Sum of the Reciprocals of the Binomial Coefficients

In this post we’re going to prove the following identity for the sum of the reciprocals of the numbers in column k of Pascal’s triangle, valid for integers $k \geq 2$:

Identity 1: $\displaystyle \sum_{n=k}^{\infty} \frac{1}{\binom{n}{k}} = \frac{k}{k-1}.$

The standard way to prove Identity 1 is is to convert the binomial coefficient in the denominator of the left side to an integral expression using the beta function, swap the integral and the summation, and pull some algebraic tricks with derivatives to sum the infinite series and then evaluate the integral.  (See, for example, the proof of Identity 107 on pages 77-78 of my upcoming Art of Proving Binomial Identities.)  In this post, though, we’re going to show how one can prove this identity using just three simple binomial identities:

Identity 2: $\displaystyle \sum_{k=0}^n \binom{n}{k} \frac{(-1)^k}{k+x} = \frac{n!}{x(x+1) \cdots (x+n)},$

Identity 3: $\displaystyle \sum_{k=0}^m \binom{n}{k} (-1)^k = (-1)^m \binom{n-1}{m},$

Identity 4: $\displaystyle \sum_{k=0}^n \binom{n}{k} \frac{(-1)^k}{k+1} = \frac{1}{n+1}$.

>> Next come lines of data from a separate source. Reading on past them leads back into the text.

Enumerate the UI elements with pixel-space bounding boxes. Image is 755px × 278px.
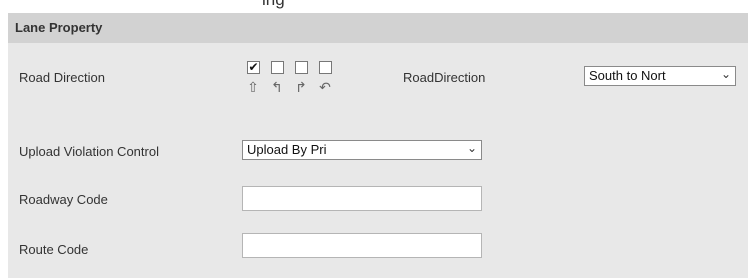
straight-direction-checkbox[interactable]: ✔ — [247, 61, 260, 74]
road-direction-select-label: RoadDirection — [403, 70, 486, 85]
roadway-code-label: Roadway Code — [19, 192, 108, 207]
route-code-input[interactable] — [242, 233, 482, 258]
left-turn-direction-checkbox[interactable] — [271, 61, 284, 74]
upload-violation-control-value: Upload By Pri — [247, 142, 327, 157]
chevron-down-icon: ⌄ — [720, 67, 731, 81]
right-turn-direction-checkbox[interactable] — [295, 61, 308, 74]
panel-title: Lane Property — [15, 20, 103, 35]
route-code-label: Route Code — [19, 242, 89, 257]
panel-header: Lane Property — [8, 13, 748, 43]
road-direction-select-value: South to Nort — [589, 68, 666, 83]
road-direction-label: Road Direction — [19, 70, 105, 85]
upload-violation-control-label: Upload Violation Control — [19, 144, 159, 159]
chevron-down-icon: ⌄ — [466, 141, 477, 155]
top-strip-text: ing — [262, 0, 285, 10]
arrow-right-turn-icon: ↱ — [295, 79, 307, 95]
checkbox-check-icon: ✔ — [248, 60, 259, 74]
upload-violation-control-select[interactable]: Upload By Pri ⌄ — [242, 140, 482, 160]
roadway-code-input[interactable] — [242, 186, 482, 211]
u-turn-direction-checkbox[interactable] — [319, 61, 332, 74]
road-direction-select[interactable]: South to Nort ⌄ — [584, 66, 736, 86]
lane-property-panel: Lane Property Road Direction ✔ ⇧ ↰ ↱ ↶ R… — [8, 13, 748, 278]
arrow-left-turn-icon: ↰ — [271, 79, 283, 95]
top-strip: ing — [0, 0, 755, 13]
arrow-straight-icon: ⇧ — [247, 79, 259, 95]
arrow-u-turn-icon: ↶ — [319, 79, 331, 95]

Identity 2 is your basic partial fractions decomposition formula when the factors in the denominator are consecutive integers.  Identity 3 gives the formula for the partial alternating row sum of the binomial coefficients.  Identity 4 is perhaps less well-known, but it does have a nice interpretation as two different ways of expressing the probability of drawing the red ball from a jar containing one red ball and n numbered blue balls.  (These are Identities 109, 20, and 24, respectively, in The Art of Proving Binomial Identities.)

On to the proof.

Proof of Identity 1.

First, let’s rewrite the summand of Identity 1 as a fraction with consecutive integer factors and apply Identity 2:

$\displaystyle \frac{1}{\binom{n}{k}} = \frac{k!}{(n-k+1) \cdots n} = k \frac{(k-1)!}{(n-k+1) \cdots n} = k \sum_{j=0}^{k-1} \binom{k-1}{j} \frac{(-1)^j}{j + n - k+1}.$

This gives the left side of Identity 1 as

$\displaystyle k \sum_{n=k}^{\infty} \sum_{j=0}^{k-1} \binom{k-1}{j} \frac{(-1)^j}{j + n - k+1}.$

Now, let’s transform the region of summation (just as we might transform the region of integration in a double integral) from an $(n,j)$ space to an $(i,j)$ space, where $i = j+n-k+1$.  The idea here is that we want to see what happens when we fix a particular denominator and sum over all the numerator expressions for that denominator.  The original region of summation in $(n,j)$ space looks like an infinite rectangle whose three finite sides are $n = k, j = 0$, and $j = k-1$.  The transformed region of summation looks like an infinite trapezoid whose three finite sides are $i = j+1, j = 0$, and $j = k-1$.  With the diagonal side $i = j+1$, we have to split the infinite series into two parts, one with i running from 1 to $k-1$ and one with i running from k to infinity.

Thus, we have $\displaystyle k \sum_{n=k}^{\infty} \sum_{j=0}^{k-1} \binom{k-1}{j} \frac{(-1)^j}{j + n - k+1} = k \sum_{i=1}^{k-1} \frac{1}{i} \sum_{j=0}^{i-1} \binom{k-1}{j} (-1)^j + k \sum_{i=k}^{\infty} \frac{1}{i} \sum_{j=0}^{k-1} \binom{k-1}{j} (-1)^j.$

Identity 3 tells us how to evaluate the two inner sums, leaving us (as the second inner sum is zero) with

$\displaystyle \sum_{n=k}^{\infty} \frac{1}{\binom{n}{k}} = k \sum_{i=1}^{k-1} \frac{1}{i} \sum_{j=0}^{i-1} \binom{k-1}{j} (-1)^j = k \sum_{i=1}^{k-1} \binom{k-2}{i-1}\frac{(-1)^{i-1}}{i} = k \sum_{i=0}^{k-2} \binom{k-2}{i}\frac{(-1)^i}{i+1} = \frac{k}{k-1},$

where the last step follows from Identity 4.